As we can see, even inside the transaction, the query generates an error when attempting to update data that does not adhere to the constraints. Therefore, if we commit the data, it won't have any effect, and the data will remain unchanged. This principle also applies to relational foreign keys. If we store a foreign key that does not match the actual foreign key defined in the related table, it will result in an error.

Remember, we need to add consistency at the database level, not just at the application layer. This effectively prevents users from making arbitrary changes to the data.

Isolation

The third characteristic is Isolation. If we build an application where transactions are executed by 10, 100, or 1000 people simultaneously, Isolation ensures that these transactions are executed sequentially, thereby preventing race conditions that can result in data conflicts. The primary purpose of Isolation is to control concurrency, allowing processes to run independently. For example, if we have two transactions, with the first one performing an update, the second transaction cannot immediately access the data modified by the first one until the first transaction is executed. This separation between transactions helps maintain data consistency and prevents conflicts.

Session 1:

BEGIN TRANSACTION;

SELECT * FROM accounts WHERE id IN (1, 2) FOR UPDATE;
 id | name  | balance
----+-------+---------
  1 | Adi   | 1000000
  2 | Angli | 2000000
(2 rows)

The usage of FOR UPDATE in a SELECT statement locks the retrieved rows, simulating an update operation. This prevents other transactions from modifying or deleting those rows until the current transaction is completed.

Session 2:

BEGIN TRANSACTION;

SELECT * FROM accounts WHERE id IN (1, 2) FOR UPDATE;

As you can see, the transaction in Session 2 is still in progress because the transactions in Session 1 have not yet been completed or committed.

Session 1:

UPDATE accounts SET balance = balance + 500000
WHERE id = 1;

UPDATE accounts SET balance = balance - 500000
WHERE id = 2;

COMMIT;

Session 2:

SELECT * FROM accounts WHERE id IN (1, 2) FOR UPDATE;
 id | name  | balance
----+-------+---------
  1 | Adi   | 1500000
  2 | Angli | 1500000
(2 rows)

UPDATE accounts SET balance = balance + 500000
WHERE id = 1;

COMMIT;

SELECT * FROM accounts;
 id | name  | balance
----+-------+---------
  2 | Angli | 1500000
  1 | Adi   | 2000000
(2 rows)

After Session 1 is committed, Session 2 automatically shows the updated data, indicating that the data has been changed.

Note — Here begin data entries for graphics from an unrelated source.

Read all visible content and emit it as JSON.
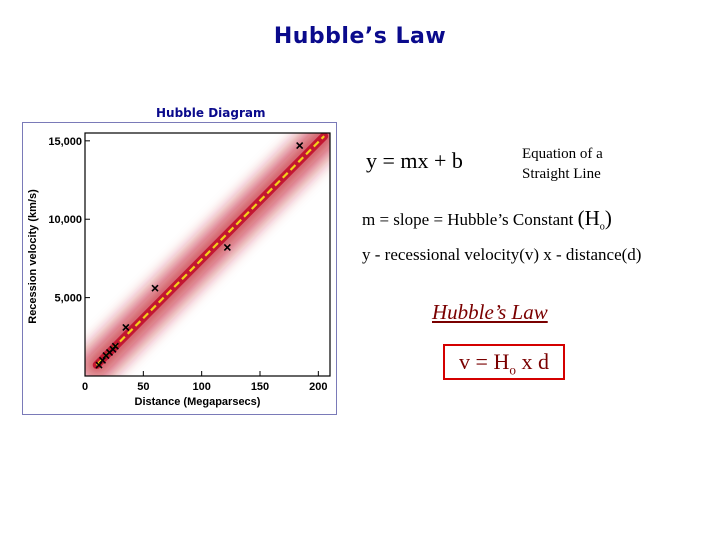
{
  "title": "Hubble’s Law",
  "subtitle": "Hubble Diagram",
  "equation": "y = mx + b",
  "equation_desc_line1": "Equation of a",
  "equation_desc_line2": "Straight Line",
  "slope_text": "m = slope = Hubble’s Constant ",
  "slope_H": "(H",
  "slope_sub": "o",
  "slope_close": ")",
  "variables": "y -  recessional velocity(v)   x - distance(d)",
  "law_title": "Hubble’s Law",
  "law_eq_left": "v = H",
  "law_eq_sub": "o",
  "law_eq_right": " x d",
  "colors": {
    "title": "#0a0a8c",
    "band": "#c0102a",
    "fit_line": "#f2d21a",
    "law": "#7a0000",
    "box": "#d40000"
  },
  "chart_data": {
    "type": "scatter",
    "xlabel": "Distance (Megaparsecs)",
    "ylabel": "Recession velocity (km/s)",
    "xlim": [
      0,
      210
    ],
    "ylim": [
      0,
      15500
    ],
    "xticks": [
      0,
      50,
      100,
      150,
      200
    ],
    "xtick_labels": [
      "0",
      "50",
      "100",
      "150",
      "200"
    ],
    "yticks": [
      5000,
      10000,
      15000
    ],
    "ytick_labels": [
      "5,000",
      "10,000",
      "15,000"
    ],
    "points": [
      {
        "x": 12,
        "y": 700
      },
      {
        "x": 15,
        "y": 1000
      },
      {
        "x": 18,
        "y": 1300
      },
      {
        "x": 21,
        "y": 1500
      },
      {
        "x": 24,
        "y": 1700
      },
      {
        "x": 26,
        "y": 1900
      },
      {
        "x": 35,
        "y": 3100
      },
      {
        "x": 60,
        "y": 5600
      },
      {
        "x": 122,
        "y": 8200
      },
      {
        "x": 184,
        "y": 14700
      }
    ],
    "fit_line": {
      "x": [
        10,
        205
      ],
      "y": [
        700,
        15300
      ]
    }
  }
}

Why do we need isolation? Imagine if multiple processes are working simultaneously, the balance could become chaotic and pose a significant risk to our data. Even the database may prioritize the data that arrives first, even though the data is being processed concurrently.

Durability

The last characteristic of ACID is Durability. Durability guarantees that once a transaction is saved, it will remain saved even in the event of system failure, such as a blackout or crash.

Session 1:

BEGIN TRANSACTION;

UPDATE accounts SET balance = balance - 1000000
WHERE id = 1;

SELECT * FROM accounts;
 id | name  | balance
----+-------+---------
  2 | Angli | 1500000
  1 | Adi   | 1000000
(2 rows)

# stop postgres

UPDATE accounts SET balance = balance - 500000
WHERE id = 2;
FATAL:  terminating connection due to unexpected postmaster exit
server closed the connection unexpectedly
        This probably means the server terminated abnormally
        before or while processing the request.
The connection to the server was lost. Attempting reset: Failed.

# start postgres
SELECT * FROM accounts;
 id | name  | balance
----+-------+---------
  2 | Angli | 1500000
  1 | Adi   | 2000000
(2 rows)

As we can see, the data remains consistent even when PostgreSQL is experiencing a shutdown. So, when the data has not been committed and our database encounters issues, the transaction is not considered successful.

"So when you are using a database, make sure that the database complies with the ACID principles. However, there are some databases that do not follow these principles due to their different requirements, such as Redis."

"That's all from me, and thank you for reading" (=｀ェ´=).